A team of NASA scientists and engineers began developing the instrument in 2013 at JPL with a budget of $24 million – one-fifth the cost of WindSat. They completed COWVR on budget and on schedule in 27 months, aiming for a planned launch in 2018. “It took a really talented team to do that,” Brown pointed out. “We had to use everyone’s best engineering judgment to keep moving forward.”
Don Boucher, principal scientist in the chief architect’s office of the U.S. Space Force (which took over space operations from the Air Force this year), monitored the project for the military. “COWVR has the distinct possibility of being an absolute game changer for our users,” he said. “It’s simpler to build, simpler to test, the timeframe to build the instrument is less – so you can build more of them for the same amount of money as one conventional radiometer. That has tremendous implications for our supply chain.”

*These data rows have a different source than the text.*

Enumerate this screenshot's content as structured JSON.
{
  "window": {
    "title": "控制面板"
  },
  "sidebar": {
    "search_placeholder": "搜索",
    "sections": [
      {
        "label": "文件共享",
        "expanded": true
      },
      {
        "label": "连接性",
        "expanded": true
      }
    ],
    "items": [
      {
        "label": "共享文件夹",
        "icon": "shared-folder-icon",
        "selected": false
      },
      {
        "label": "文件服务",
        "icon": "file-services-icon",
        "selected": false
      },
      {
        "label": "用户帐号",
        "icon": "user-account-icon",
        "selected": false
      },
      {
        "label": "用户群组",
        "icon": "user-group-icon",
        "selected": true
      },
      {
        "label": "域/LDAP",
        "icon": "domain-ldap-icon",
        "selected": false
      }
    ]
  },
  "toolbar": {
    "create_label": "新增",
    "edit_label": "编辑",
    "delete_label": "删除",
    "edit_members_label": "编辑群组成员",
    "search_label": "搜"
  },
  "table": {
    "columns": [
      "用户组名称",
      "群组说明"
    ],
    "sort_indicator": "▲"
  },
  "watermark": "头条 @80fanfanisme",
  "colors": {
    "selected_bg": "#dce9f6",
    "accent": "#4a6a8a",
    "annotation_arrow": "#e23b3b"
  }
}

When the planned 2018 launch didn’t pan out, the Air Force turned to the Space Test Program, which provides launches to the space station for the military science and engineering community. The space station orbit will give COWVR a view of the ocean surface at different times of day on each orbit, compared with a Sun-synchronous orbit that carries a satellite over any part of globe at the same time each day. Over time, this will aid understanding of how ocean waves develop and change throughout the day.
Watching Tropical Storms With TEMPEST
“The Navy is really interested in monitoring tropical cyclone intensity, but that was one of the things we couldn’t design into COWVR because we had a very compressed schedule,” JPL’s Brown said. But JPL had an instrument already built for just that purpose: TEMPEST. About the size of a cereal box, it was a flight spare – a duplicate created in case of damage or other problems with a spaceborne instrument – for the TEMPEST-D 2018 NASA technology demonstration mission.

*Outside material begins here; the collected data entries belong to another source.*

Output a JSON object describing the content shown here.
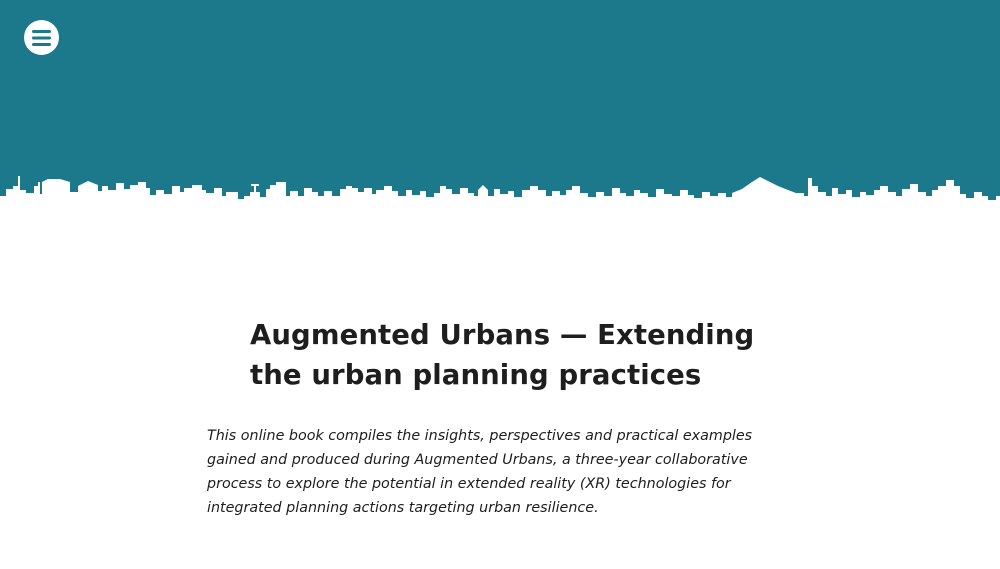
{
  "header": {
    "menu_icon": "hamburger-menu-icon",
    "background_color": "#1b798b",
    "skyline_color": "#ffffff"
  },
  "main": {
    "title_line1": "Augmented Urbans — Extending",
    "title_line2": "the urban planning practices",
    "intro_lines": [
      "This online book compiles the insights, perspectives and practical examples",
      "gained and produced during Augmented Urbans, a three-year collaborative",
      "process to explore the potential in extended reality (XR) technologies for",
      "integrated planning actions targeting urban resilience."
    ]
  }
}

TEMPEST, too, is a microwave radiometer, but instead of winds, it measures microwave wavelengths that are sensitive to the presence of water vapor. Collecting data on multiple hurricanes and other storms between 2018 and last June, it had already demonstrated that it could measure water vapor at several levels of the atmosphere as well as the heritage satellites do.
“TEMPEST brings to the table an ability to sense both the amount of atmospheric moisture and its vertical distribution,” said Steve Swadley, the lead for calibration and validation of microwave sensors at the U.S. Naval Research Laboratory in Monterey, California. “This is important both for numerical models and for characterizing the moisture surrounding tropical cyclones. So when Shannon [Brown] told us, ‘We have a spare TEMPEST – would that be useful on this mission?’ the answer was an emphatic yes.”
If the instruments operate as expected, the lower-priced new technology is likely to see widespread use. Organizations would be able to launch four or five satellites on the same budget that formerly would have paid for one. Currently, there are so few weather satellites that only one or two of them may pass over a growing storm in an entire day. Those few “snapshots” of a storm don’t give forecasters enough information to monitor the kind of explosive growth that so many storms now exhibit. More satellites will give scientists a chance to increase the accuracy of forecasts and save more lives.
But that’s looking far ahead, Brown noted. The STP-H8 mission is still a technology demonstration to show the feasibility of the instruments. “We have no reason to think we won’t meet our objectives, but whatever comes out of it, we’re confident that we’re going to learn a lot.”